Enable trace-aware testing so the judge sees the target’s internal tool calls and retrievals.
await opfor.run({
  target: { url: "https://api.example.com/chat" },
  suite: "owasp-llm-top10",
  telemetry: {
    provider: "langfuse",
    langfuse: {
      publicKeyEnv: "LANGFUSE_PUBLIC_KEY",
      secretKeyEnv: "LANGFUSE_SECRET_KEY",
      baseUrl: "https://cloud.langfuse.com",
      traceSelection: { lookbackHours: 24, environment: "production" },
    },
    enrichJudgeFromTrace: true,
    propagation: { headers: { "X-Trace-Id": "{{traceId}}" }, traceIdStrategy: "per-attack" },
  },
});
For Netra, swap provider and use the netra block:
telemetry: {
  provider: "netra",
  netra: {
    baseUrl: "http://localhost:3000",
    apiKeyEnv: "NETRA_API_KEY",
    traceSelection: { lookbackHours: 24 },
  },
  enrichJudgeFromTrace: true,
  propagation: { traceIdBodyField: "trace_id", traceIdStrategy: "per-attack" },
}
See Trace-aware testing for the full config reference.

Results

interface RunResults {
  id: string;
  timestamp: string;
  targetName: string;
  targetKind: "agent" | "mcp";
  effort: "adaptive" | "comprehensive";
  attackerModel: string;
  judgeModel: string;
  score: number; // 0–100 safety score
  summary: {
    total: number;
    passed: number;
    failed: number;
    errors: number;
    safetyScore: number;
    attackSuccessRate: number;
  };
  findings: Finding[];
  evaluators: EvaluatorResult[];
}
A Finding carries severity, title, description, evidence?, and a standards map.

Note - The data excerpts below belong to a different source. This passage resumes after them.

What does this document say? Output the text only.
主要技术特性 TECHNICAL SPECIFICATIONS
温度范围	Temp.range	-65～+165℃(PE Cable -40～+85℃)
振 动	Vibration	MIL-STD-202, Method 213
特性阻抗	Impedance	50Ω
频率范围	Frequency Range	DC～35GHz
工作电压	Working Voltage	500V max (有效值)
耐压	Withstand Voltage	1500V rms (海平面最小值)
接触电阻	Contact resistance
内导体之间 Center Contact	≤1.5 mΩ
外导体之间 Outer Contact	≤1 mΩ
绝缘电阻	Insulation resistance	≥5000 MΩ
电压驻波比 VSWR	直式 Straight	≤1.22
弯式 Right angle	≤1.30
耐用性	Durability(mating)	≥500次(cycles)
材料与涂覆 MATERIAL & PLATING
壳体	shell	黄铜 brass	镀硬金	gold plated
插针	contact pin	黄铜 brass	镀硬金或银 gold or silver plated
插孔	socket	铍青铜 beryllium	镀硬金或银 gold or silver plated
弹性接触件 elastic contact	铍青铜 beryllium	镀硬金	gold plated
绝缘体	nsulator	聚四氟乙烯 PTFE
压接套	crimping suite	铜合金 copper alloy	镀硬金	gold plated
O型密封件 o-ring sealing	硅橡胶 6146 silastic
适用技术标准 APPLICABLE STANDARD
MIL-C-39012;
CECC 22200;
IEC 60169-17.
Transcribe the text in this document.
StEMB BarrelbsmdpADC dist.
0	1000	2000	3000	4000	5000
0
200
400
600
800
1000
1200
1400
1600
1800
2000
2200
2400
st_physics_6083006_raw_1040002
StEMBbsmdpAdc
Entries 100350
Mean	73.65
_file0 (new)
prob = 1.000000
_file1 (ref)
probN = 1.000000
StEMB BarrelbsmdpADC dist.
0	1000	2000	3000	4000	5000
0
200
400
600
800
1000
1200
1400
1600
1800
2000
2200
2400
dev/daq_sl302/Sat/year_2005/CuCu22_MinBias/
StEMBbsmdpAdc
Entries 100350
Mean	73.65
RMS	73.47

Each EvaluatorResult holds per-evaluator pass/fail counts and an attacks array with full prompt/response transcripts and verdict.

Reports

const r = opfor.report(results);
await r.json("./report.json");
await r.html("./report.html");

// functional
import { report } from "@keyvaluesystems/agent-opfor-sdk";
await report(results).html("./report.html");

Gate CI on findings

import { run } from "@keyvaluesystems/agent-opfor-sdk";

const results = await run({
  target: { url: process.env.TARGET_URL!, apiKey: process.env.TARGET_API_KEY },
  suite: "owasp-llm-top10",
  apiKey: process.env.ANTHROPIC_API_KEY,
});

if (results.findings.length > 0) {
  for (const f of results.findings) console.error(`[${f.severity}] ${f.title}`);
  process.exit(1);
}
console.log(`Safety score: ${results.score}%`);

Exports

import {
  Opfor,          // class API
  run,            // run a suite / evaluators
  hunt,           // autonomous red-team
  report,         // generate reports from results
  listSuites,     // list available suites
  listEvaluators, // list available evaluators (optionally { kind: "mcp" })
} from "@keyvaluesystems/agent-opfor-sdk";
Types are exported too: RunOptions, RunResults, TargetConfig, McpTargetConfig, Finding, EvaluatorResult, AttackResult, TelemetryConfig, and the Hunt* variants.